Tuesday, June 21, 2011

Running Up the Road

I had a few moments of panic this afternoon.

Picture this: two sweet little angel girls playing, nah...frolicking in their beautifully mowed and expertly landscaped yard (okay, so I'm creating a word picture...we are not that fancy, but we do have some nice looking mulched landscape). Anyway, picture their mother, trying to get the two smallest children down for afternoon naps, and some laundry put away, and some lunch dishes cleaned up, and some floors swept.

Then, picture this mother when her second daughter, the one who tattles, comes in and announces that her big sister is running up the road.

Her exact words were, "She didn't get hit, Mom. But, she's running up the road to Dad."

WHAT?????????????????????????????????????????????????????????????????????????????????

So, I throw the baby back in his crib (well, I didn't throw him...but I didn't finish the song I was singing to him), run outside, with no shoes on, and chase after Anna. The whole time, all I could think of was the walk Anna and I took together, down the same road, just a few days ago.

It's all my fault.

She's going to be squished.

Why is Joe just STANDING there?

Thankfully, I can report that Anna is fine, not in too much trouble, and Joe isn't either.

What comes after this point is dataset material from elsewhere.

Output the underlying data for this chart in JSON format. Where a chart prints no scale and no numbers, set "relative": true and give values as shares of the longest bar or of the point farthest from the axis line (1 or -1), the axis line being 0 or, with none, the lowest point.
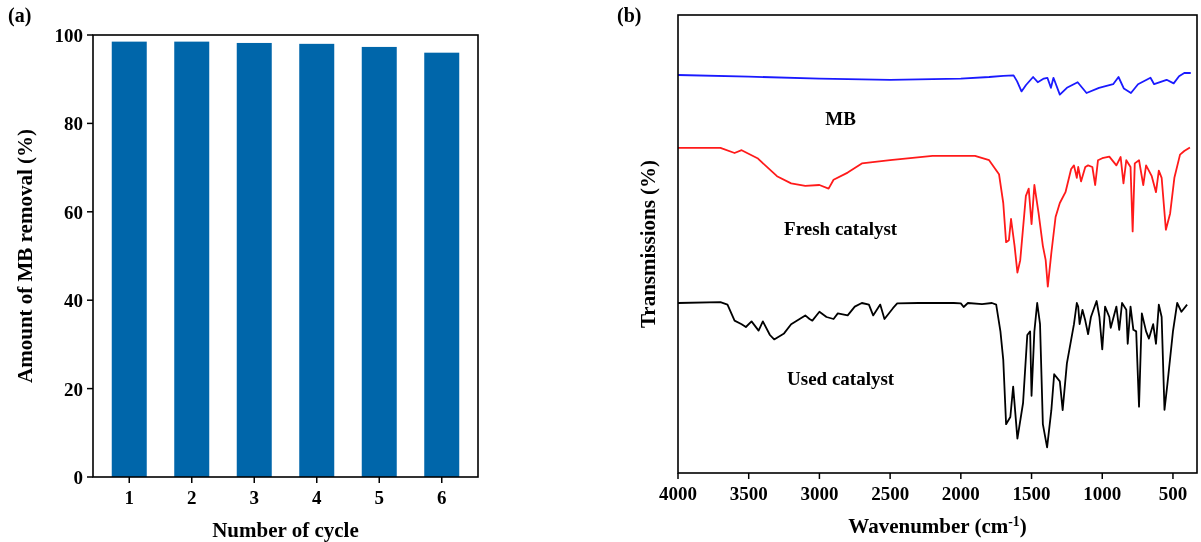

He was riding the 4 wheeler next to her, telling her to come along. (that makes it sound worse, doesn't it?) Miscommunication, too much trust and too little information were the main culprits here.

Joe has a great working relationship with Anna, and, I believe, trusts her a lot more to let her do things that I think a 6 year old should probably do. I am not a neurotic mother (I know, big shock). Actually, motherhood has relaxed me a bit. However, she is still my baby. She is the little one for whom I quit my career; the girl who spent every day at the park with me when she was just one year old; the girl who I drove to her first day of kindergarten. Which, I might add, was only LAST FALL.

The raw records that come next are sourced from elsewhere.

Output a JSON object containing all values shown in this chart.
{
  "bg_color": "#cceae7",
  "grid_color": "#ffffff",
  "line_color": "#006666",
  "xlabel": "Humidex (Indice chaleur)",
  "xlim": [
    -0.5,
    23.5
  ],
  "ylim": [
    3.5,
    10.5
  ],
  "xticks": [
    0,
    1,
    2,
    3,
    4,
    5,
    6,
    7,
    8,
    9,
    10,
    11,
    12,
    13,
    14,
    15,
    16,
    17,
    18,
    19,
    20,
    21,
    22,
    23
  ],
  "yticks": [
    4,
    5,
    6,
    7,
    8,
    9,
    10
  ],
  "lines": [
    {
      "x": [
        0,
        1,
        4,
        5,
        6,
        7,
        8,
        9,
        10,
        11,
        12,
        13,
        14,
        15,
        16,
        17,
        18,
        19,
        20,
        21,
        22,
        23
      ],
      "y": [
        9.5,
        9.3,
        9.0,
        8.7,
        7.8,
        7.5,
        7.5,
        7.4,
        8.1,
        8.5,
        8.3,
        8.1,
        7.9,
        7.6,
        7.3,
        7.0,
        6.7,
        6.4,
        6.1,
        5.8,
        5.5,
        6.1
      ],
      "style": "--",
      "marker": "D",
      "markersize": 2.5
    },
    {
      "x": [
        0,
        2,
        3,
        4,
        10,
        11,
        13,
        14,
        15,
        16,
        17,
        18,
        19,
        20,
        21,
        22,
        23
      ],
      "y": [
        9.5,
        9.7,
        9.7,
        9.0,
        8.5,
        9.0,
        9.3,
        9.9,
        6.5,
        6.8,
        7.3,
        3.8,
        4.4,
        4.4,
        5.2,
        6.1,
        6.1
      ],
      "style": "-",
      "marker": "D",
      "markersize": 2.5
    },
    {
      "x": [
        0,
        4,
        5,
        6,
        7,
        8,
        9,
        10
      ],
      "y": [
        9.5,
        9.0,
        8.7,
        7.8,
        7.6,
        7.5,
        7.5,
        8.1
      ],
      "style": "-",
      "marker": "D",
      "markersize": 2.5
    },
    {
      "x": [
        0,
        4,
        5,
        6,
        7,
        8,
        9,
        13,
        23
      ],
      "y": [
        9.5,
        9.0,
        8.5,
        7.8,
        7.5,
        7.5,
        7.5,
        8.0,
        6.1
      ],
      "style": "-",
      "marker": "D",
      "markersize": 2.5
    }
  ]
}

Should I let her go and run down the road to her dad, who did call on her to come with him? It has taken me most of June to realize that she is big enough to be outside in our really safe yard by herself for quite some time. She is old enough to know her boundaries, but I know from all the scary Parents magazine articles and Datelines I have watched that it only takes a second for something to go wrong. Thus, I continue to be a spaz.

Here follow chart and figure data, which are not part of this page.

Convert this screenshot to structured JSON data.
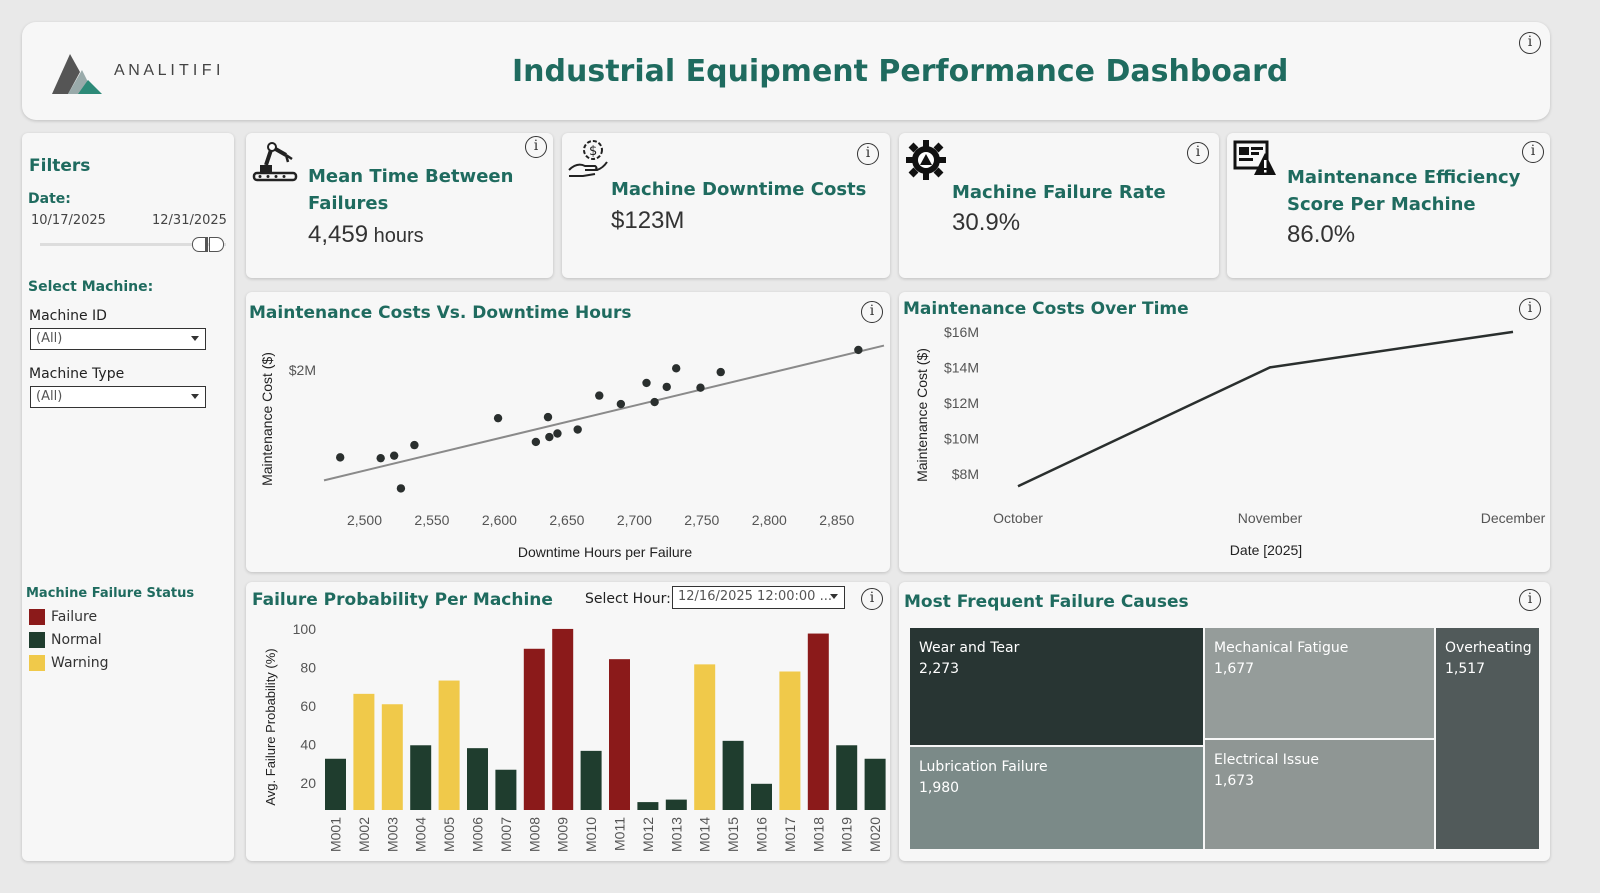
{
  "header": {
    "logo_text": "A N A L I T I F I",
    "title": "Industrial Equipment Performance Dashboard",
    "info_glyph": "i"
  },
  "filters": {
    "heading": "Filters",
    "date_label": "Date:",
    "date_start": "10/17/2025",
    "date_end": "12/31/2025",
    "machine_heading": "Select Machine:",
    "machine_id_label": "Machine ID",
    "machine_id_value": "(All)",
    "machine_type_label": "Machine Type",
    "machine_type_value": "(All)",
    "status_heading": "Machine Failure Status",
    "status_legend": [
      {
        "label": "Failure",
        "color": "#8b1a1a"
      },
      {
        "label": "Normal",
        "color": "#1f3d2e"
      },
      {
        "label": "Warning",
        "color": "#f0c94a"
      }
    ]
  },
  "kpis": [
    {
      "title_line1": "Mean Time Between",
      "title_line2": "Failures",
      "value": "4,459",
      "unit": " hours",
      "icon": "robot-arm-icon"
    },
    {
      "title_line1": "Machine Downtime Costs",
      "value": "$123M",
      "icon": "hand-dollar-gear-icon"
    },
    {
      "title_line1": "Machine Failure Rate",
      "value": "30.9%",
      "icon": "gear-warning-icon"
    },
    {
      "title_line1": "Maintenance Efficiency",
      "title_line2": "Score Per Machine",
      "value": "86.0%",
      "icon": "monitor-warning-icon"
    }
  ],
  "scatter": {
    "title": "Maintenance Costs Vs. Downtime Hours",
    "chart_data": {
      "type": "scatter",
      "xlabel": "Downtime Hours per Failure",
      "ylabel": "Maintenance Cost ($)",
      "xlim": [
        2470,
        2885
      ],
      "ylim": [
        1.0,
        2.25
      ],
      "x_ticks": [
        2500,
        2550,
        2600,
        2650,
        2700,
        2750,
        2800,
        2850
      ],
      "x_tick_labels": [
        "2,500",
        "2,550",
        "2,600",
        "2,650",
        "2,700",
        "2,750",
        "2,800",
        "2,850"
      ],
      "y_ticks": [
        2.0
      ],
      "y_tick_labels": [
        "$2M"
      ],
      "points": [
        {
          "x": 2482,
          "y": 1.338
        },
        {
          "x": 2512,
          "y": 1.332
        },
        {
          "x": 2522,
          "y": 1.351
        },
        {
          "x": 2527,
          "y": 1.103
        },
        {
          "x": 2537,
          "y": 1.431
        },
        {
          "x": 2599,
          "y": 1.635
        },
        {
          "x": 2627,
          "y": 1.455
        },
        {
          "x": 2636,
          "y": 1.643
        },
        {
          "x": 2637,
          "y": 1.492
        },
        {
          "x": 2643,
          "y": 1.519
        },
        {
          "x": 2658,
          "y": 1.549
        },
        {
          "x": 2674,
          "y": 1.806
        },
        {
          "x": 2690,
          "y": 1.742
        },
        {
          "x": 2709,
          "y": 1.902
        },
        {
          "x": 2715,
          "y": 1.757
        },
        {
          "x": 2724,
          "y": 1.872
        },
        {
          "x": 2731,
          "y": 2.013
        },
        {
          "x": 2749,
          "y": 1.866
        },
        {
          "x": 2764,
          "y": 1.984
        },
        {
          "x": 2866,
          "y": 2.152
        }
      ],
      "trend": [
        {
          "x": 2470,
          "y": 1.164
        },
        {
          "x": 2885,
          "y": 2.185
        }
      ]
    }
  },
  "line": {
    "title": "Maintenance Costs Over Time",
    "chart_data": {
      "type": "line",
      "xlabel": "Date [2025]",
      "ylabel": "Maintenance Cost ($)",
      "categories": [
        "October",
        "November",
        "December"
      ],
      "values": [
        7.3,
        14.0,
        16.0
      ],
      "ylim": [
        6.3,
        17.4
      ],
      "y_ticks": [
        8,
        10,
        12,
        14,
        16
      ],
      "y_tick_labels": [
        "$8M",
        "$10M",
        "$12M",
        "$14M",
        "$16M"
      ]
    }
  },
  "bars": {
    "title": "Failure Probability Per Machine",
    "select_hour_label": "Select Hour:",
    "select_hour_value": "12/16/2025 12:00:00 ...",
    "chart_data": {
      "type": "bar",
      "ylabel": "Avg. Failure Probability (%)",
      "ylim": [
        6,
        101
      ],
      "y_ticks": [
        20,
        40,
        60,
        80,
        100
      ],
      "categories": [
        "M001",
        "M002",
        "M003",
        "M004",
        "M005",
        "M006",
        "M007",
        "M008",
        "M009",
        "M010",
        "M011",
        "M012",
        "M013",
        "M014",
        "M015",
        "M016",
        "M017",
        "M018",
        "M019",
        "M020"
      ],
      "values": [
        32.6,
        66.3,
        60.9,
        39.6,
        73.2,
        38.1,
        26.9,
        89.7,
        100.0,
        36.7,
        84.3,
        10.1,
        11.4,
        81.6,
        41.9,
        19.6,
        77.9,
        97.6,
        39.6,
        32.6
      ],
      "status": [
        "Normal",
        "Warning",
        "Warning",
        "Normal",
        "Warning",
        "Normal",
        "Normal",
        "Failure",
        "Failure",
        "Normal",
        "Failure",
        "Normal",
        "Normal",
        "Warning",
        "Normal",
        "Normal",
        "Warning",
        "Failure",
        "Normal",
        "Normal"
      ],
      "colors": {
        "Failure": "#8b1a1a",
        "Normal": "#1f3d2e",
        "Warning": "#f0c94a"
      }
    }
  },
  "treemap": {
    "title": "Most Frequent Failure Causes",
    "chart_data": {
      "type": "treemap",
      "items": [
        {
          "label": "Wear and Tear",
          "value": "2,273",
          "color": "#283533"
        },
        {
          "label": "Lubrication Failure",
          "value": "1,980",
          "color": "#7b8a88"
        },
        {
          "label": "Mechanical Fatigue",
          "value": "1,677",
          "color": "#959c9a"
        },
        {
          "label": "Electrical Issue",
          "value": "1,673",
          "color": "#8f9694"
        },
        {
          "label": "Overheating",
          "value": "1,517",
          "color": "#515a5a"
        }
      ]
    }
  }
}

I need to let go, I know. Part of the charm of our rural life is that we can let go a little bit sooner, and let our kids be a little more independent because of the lifestyle we lead. Joe needs Anna to shut gates, help get cows in, hold tools and the like. I need her to be a big girl because I have other babies to tend to, but I'm not ready. She's still little in my eyes.

My little farm girl...strike that...my big farm girl is ready to be on her own. Thanks to her dad, she is confident to take on big kid tasks. I should be grateful for that...and should try to get her to make her own bed while I'm at it!

1 comment:

  1. Awww! I have yet to be blessed with children, but I have a feeling I would be right there with you!

    With my niece, my dad is constantly telling us to let her be a kid and that she can do it (It is various different things that make me and my mom tense to just sit back and let her do on her own). They have a pretty safe area that she can run and play too...but it is still hard to not try and protect her from everything every second she is visiting!